Looking For Love in All The Wrong Places

The assassination of Osama bin Laden has prompted calls to leave Afghanistan now that the hunt is over. But he was never there in the first place. We knew that–right?

3 Comments. Leave new

  • In a non-alternative universe isn’t Obama already admitting the US might go into Pakistan (as if it wasn’t already there)?

  • piranhaintheguppytank
    May 25, 2011 10:04 PM

    A few relevant quotes:

    Line up Obama with his fellow assassins, from Eisenhower through Bush, and I believe he’s the most repellent of the bunch, down there with Woodrow Wilson. None of his rivals quite match the instinctive egotism that allows Obama effortlessly to affect the earnestness of a man taking the moral high road while executing a cynical program of electioneering-by-assassination.

    –Alexander Cockburn, Hairy-Chested Liberals Exult: Big Question, Who Do We Kill Next? (CounterPunch – May 13 – 15, 2011)

    We might ask ourselves how we would be reacting if Iraqi commandos landed at George W. Bush’s compound, assassinated him, and dumped his body in the Atlantic.

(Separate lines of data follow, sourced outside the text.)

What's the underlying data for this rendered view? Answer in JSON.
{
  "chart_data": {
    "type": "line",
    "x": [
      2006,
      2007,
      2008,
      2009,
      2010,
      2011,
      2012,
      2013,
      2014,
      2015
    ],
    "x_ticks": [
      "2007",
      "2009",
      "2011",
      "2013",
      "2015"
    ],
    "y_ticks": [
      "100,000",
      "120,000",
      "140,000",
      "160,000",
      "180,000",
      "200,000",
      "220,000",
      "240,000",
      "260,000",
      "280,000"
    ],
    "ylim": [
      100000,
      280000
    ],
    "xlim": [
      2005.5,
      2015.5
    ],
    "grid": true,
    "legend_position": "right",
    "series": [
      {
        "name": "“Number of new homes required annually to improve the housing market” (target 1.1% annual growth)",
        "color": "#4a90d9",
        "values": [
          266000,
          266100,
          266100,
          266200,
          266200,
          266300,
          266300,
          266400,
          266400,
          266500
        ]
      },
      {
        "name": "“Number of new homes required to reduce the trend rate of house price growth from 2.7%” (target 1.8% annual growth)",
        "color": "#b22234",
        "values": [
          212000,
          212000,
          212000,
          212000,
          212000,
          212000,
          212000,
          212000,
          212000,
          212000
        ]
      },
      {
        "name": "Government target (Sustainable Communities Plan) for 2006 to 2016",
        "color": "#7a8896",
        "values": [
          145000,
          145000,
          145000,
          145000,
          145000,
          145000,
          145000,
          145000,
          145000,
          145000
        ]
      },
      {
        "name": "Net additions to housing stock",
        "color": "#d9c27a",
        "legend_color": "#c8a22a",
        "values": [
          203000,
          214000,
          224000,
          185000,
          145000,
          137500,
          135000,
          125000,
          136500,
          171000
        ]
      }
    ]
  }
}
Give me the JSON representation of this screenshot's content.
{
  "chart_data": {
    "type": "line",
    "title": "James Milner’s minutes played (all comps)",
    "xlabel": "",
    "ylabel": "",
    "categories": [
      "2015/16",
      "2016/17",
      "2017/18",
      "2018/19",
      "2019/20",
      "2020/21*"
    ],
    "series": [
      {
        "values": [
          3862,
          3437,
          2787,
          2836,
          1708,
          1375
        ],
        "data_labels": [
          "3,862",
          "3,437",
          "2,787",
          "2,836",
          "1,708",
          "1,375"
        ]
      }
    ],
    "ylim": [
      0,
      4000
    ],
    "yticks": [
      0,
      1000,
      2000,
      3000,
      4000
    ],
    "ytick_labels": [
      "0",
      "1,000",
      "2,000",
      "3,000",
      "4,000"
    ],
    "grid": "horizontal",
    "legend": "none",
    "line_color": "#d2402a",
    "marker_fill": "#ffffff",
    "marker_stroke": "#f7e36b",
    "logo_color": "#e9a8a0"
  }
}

Uncontroversially, his crimes vastly exceed bin Laden’s, and he is not a “suspect” but uncontroversially the “decider” who gave the orders to commit the “supreme international crime differing only from other war crimes in that it contains within itself the accumulated evil of the whole” (quoting the Nuremberg Tribunal) for which Nazi criminals were hanged: the hundreds of thousands of deaths, millions of refugees, destruction of much of the country, the bitter sectarian conflict that has now spread to the rest of the region.

    –Noam Chomsky, My Reaction to Osama bin Laden’s Death (Guernica – May 6, 2011)

    [I]n war, the enemy, though combatants, are not criminals. Thus if captured they may not be tried unless they are suspected of violating the laws of war, and they have the right to be treated as POWs. But in the mongrel mix of the two legal systems under which the war on terror is carried out, people captured as terrorist suspects have neither the rights as POWs under military law, nor the rights of suspects under criminal law (I understand that this is being contested, but this was the original model). Moreover, though they are treated as criminals, this does not necessarily depend on anything they may have done; they are criminals by virtue of what they are: (suspected) terrorists: the rightless persons in the black holes of Guantanamo Bay and elsewhere. The only other case I know of where people were punished under the law for what they were, is the late medieval and early modern witch hunts in Europe and America.

    –Douglas Lummis, “Round Up the Usual Suspects … and Shoot Them” (CounterPunch – May 13 – 15, 2011 – Weekend Edition)

  • Probably the only unrealistic thing about comic is that it depicts a still active American general suggesting we have fewer wars.